MONTRÉAL — La présidente de la Commission sur la DPJ, Régine Laurent, a lancé un cri du coeur jeudi aux Québécois: «ouvrez vos yeux et vos oreilles», demande-t-elle, car la crise de la COVID-19 augmente le risque de maltraitance des enfants.

Le risque est réel, a-t-elle dit en entrevue, car les enfants ne vont plus à la garderie ni à l’école depuis que les écoles sont fermées.
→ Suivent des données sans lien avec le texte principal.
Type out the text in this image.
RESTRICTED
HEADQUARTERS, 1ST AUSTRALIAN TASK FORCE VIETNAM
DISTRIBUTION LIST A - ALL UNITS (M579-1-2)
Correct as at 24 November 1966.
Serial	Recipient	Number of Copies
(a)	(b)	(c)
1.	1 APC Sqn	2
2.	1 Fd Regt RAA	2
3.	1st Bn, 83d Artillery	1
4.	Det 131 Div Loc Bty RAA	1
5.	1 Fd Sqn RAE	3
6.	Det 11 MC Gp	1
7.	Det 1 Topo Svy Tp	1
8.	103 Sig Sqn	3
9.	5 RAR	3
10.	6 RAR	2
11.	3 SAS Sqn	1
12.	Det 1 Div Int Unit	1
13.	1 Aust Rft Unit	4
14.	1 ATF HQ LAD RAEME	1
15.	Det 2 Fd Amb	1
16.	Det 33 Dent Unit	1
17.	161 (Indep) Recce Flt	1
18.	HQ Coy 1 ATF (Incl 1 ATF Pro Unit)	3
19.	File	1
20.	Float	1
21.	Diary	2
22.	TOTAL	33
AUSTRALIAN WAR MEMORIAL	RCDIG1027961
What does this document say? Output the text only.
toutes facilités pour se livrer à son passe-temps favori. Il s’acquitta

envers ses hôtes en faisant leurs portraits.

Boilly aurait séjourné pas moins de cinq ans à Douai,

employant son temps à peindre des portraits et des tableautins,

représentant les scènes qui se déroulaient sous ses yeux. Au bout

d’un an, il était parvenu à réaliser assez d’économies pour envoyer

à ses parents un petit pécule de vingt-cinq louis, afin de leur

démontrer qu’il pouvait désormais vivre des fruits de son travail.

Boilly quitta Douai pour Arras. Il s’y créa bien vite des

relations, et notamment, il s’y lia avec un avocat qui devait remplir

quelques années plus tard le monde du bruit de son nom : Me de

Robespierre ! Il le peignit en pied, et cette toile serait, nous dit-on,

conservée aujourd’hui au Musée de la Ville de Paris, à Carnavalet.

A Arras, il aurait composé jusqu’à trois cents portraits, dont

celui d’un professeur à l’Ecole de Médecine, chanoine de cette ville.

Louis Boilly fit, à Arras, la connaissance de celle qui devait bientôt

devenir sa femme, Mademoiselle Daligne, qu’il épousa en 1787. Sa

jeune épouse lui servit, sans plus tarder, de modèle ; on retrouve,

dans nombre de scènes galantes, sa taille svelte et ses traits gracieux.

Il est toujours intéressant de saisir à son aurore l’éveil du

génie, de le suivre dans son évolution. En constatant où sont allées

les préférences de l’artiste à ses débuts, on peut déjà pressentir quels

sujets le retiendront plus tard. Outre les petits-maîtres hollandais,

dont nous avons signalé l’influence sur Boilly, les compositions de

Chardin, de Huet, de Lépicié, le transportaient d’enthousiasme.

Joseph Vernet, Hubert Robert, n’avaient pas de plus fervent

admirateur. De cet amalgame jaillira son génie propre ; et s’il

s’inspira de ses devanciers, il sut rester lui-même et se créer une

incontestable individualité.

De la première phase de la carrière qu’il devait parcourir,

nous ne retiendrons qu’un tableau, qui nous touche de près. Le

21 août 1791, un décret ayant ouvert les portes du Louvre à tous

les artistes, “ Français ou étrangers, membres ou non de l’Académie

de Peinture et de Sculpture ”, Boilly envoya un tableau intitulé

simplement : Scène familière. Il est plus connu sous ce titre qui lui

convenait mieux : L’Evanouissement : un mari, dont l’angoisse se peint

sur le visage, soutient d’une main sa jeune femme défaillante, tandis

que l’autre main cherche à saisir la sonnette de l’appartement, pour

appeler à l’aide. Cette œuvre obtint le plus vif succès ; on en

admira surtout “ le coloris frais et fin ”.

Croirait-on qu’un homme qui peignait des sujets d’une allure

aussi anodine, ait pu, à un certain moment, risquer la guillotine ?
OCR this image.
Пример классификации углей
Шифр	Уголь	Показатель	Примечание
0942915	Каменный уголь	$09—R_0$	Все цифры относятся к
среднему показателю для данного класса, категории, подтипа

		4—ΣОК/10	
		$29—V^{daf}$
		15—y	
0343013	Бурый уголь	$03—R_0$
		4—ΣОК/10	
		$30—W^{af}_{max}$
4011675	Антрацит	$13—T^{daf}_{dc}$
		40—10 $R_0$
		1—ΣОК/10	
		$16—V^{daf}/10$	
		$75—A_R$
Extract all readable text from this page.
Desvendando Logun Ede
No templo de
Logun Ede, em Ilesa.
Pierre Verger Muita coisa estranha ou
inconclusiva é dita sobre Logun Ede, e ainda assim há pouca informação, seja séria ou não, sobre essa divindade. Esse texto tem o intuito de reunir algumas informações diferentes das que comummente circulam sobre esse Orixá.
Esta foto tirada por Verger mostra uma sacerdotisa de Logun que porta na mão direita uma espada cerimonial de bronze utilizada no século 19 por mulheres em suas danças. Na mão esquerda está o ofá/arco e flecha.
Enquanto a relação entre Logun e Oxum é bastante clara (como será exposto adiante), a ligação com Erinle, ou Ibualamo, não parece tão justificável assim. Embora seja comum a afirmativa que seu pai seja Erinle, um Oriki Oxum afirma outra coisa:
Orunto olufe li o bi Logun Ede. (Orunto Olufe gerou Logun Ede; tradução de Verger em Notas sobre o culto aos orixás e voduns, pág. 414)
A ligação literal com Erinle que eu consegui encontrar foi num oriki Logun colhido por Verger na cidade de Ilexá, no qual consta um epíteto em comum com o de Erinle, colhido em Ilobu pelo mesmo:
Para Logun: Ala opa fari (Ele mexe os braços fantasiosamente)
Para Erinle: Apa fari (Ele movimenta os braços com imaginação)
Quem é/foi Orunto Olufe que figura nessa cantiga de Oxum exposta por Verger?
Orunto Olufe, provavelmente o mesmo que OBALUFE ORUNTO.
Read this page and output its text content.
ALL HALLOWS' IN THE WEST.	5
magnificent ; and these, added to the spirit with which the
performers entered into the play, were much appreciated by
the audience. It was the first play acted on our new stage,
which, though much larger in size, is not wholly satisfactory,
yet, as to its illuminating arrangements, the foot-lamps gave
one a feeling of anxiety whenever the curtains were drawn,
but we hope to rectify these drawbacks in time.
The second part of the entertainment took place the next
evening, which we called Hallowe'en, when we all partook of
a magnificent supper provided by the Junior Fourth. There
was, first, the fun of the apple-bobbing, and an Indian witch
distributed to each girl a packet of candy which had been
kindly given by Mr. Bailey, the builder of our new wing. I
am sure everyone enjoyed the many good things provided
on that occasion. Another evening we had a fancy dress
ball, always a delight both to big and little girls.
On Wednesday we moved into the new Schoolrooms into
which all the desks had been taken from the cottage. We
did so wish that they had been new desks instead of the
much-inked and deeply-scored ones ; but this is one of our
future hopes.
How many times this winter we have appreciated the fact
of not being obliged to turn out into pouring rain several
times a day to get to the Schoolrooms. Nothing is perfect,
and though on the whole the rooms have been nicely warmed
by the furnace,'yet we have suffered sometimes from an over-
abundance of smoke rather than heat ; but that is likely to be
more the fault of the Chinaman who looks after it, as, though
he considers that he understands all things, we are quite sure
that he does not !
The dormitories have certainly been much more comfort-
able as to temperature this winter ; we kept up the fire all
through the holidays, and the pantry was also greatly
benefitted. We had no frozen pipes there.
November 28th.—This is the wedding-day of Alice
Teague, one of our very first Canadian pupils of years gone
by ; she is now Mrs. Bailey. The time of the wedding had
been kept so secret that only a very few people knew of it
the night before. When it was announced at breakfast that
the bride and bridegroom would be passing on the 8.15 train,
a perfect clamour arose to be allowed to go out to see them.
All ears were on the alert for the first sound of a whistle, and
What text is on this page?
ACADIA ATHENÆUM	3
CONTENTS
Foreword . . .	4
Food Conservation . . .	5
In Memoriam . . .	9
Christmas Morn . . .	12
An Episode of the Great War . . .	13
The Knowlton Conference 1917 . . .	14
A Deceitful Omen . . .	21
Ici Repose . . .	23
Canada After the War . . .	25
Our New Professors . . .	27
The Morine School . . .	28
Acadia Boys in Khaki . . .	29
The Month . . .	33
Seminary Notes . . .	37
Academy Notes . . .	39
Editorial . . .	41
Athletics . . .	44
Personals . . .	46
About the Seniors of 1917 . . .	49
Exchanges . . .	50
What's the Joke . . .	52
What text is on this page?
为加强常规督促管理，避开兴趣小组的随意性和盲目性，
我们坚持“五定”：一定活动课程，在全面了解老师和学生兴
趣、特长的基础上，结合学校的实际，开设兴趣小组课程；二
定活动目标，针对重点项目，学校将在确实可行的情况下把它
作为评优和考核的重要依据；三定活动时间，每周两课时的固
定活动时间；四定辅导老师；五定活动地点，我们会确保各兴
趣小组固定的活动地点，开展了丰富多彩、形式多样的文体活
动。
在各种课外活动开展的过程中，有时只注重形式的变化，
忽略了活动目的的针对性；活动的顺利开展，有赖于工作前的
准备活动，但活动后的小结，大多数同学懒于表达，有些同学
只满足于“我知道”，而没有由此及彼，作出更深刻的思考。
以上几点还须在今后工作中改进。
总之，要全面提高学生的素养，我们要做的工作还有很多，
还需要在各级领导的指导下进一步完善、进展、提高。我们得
Leurs éducateurs ne sont donc pas là pour veiller sur eux.

Elle craint que des cas d’abus ne passent sous le radar.

Les mesures prises par le gouvernement du Québec pour contenir la propagation de la COVID-19 sont sans conteste nécessaires, mais elles engendrent des effets collatéraux, dit-elle.

Car le confinement actuel exigé pour éviter la propagation de la COVID-19 est source de stress pour bien des familles — qu’il soit financier car certains perdent leur emploi ou social par la proximité qui exacerbe les tensions. 

«On sait très bien que cette situation-là est très anxiogène pour les familles», dit-elle.

Les difficultés peuvent être encore plus intenses pour les «familles déjà touchées par diverses problématiques personnelles ou sociales», dit Mme Laurent.

«Il faut se mettre en mode vigilance», insiste celle qui est en charge de la commission spéciale mise en place dans la foulée du décès tragique d’une fillette de Granby l’an dernier.

Évidemment, les Québécois, confinés, sont moins en contact avec leurs voisins et leur entourage. Mme Laurent leur demande d’être attentifs, par exemple, aux cris et bruits inhabituels dans les blocs à appartements.

Elle dit «lever son chapeau» aux intervenantes qui travaillent dans des conditions difficiles. Elle rapporte qu’elles s’inquiètent du sort des petits qui n’ont plus leur filet de sécurité habituel. Certaines lui ont dit qu’elles aimeraient que les effectifs soient accrus sur le terrain, pour compenser pour les yeux des éducateurs qui ne sont pas là actuellement.

On ne lui a toutefois pas signalé de cas de travailleuses sociales qui se seraient fait interdire d’entrer chez des familles inquiètes de la propagation, a-t-elle déclaré.

Quant au nombre de signalements faits auprès de la DPJ, elle estime qu’il est trop tôt pour affirmer s’il y a réellement eu une baisse ou non. Mais elle rappelle que ce sont les enseignants et d’autres membres du personnel scolaire ou de garderies qui font habituellement le plus de signalements.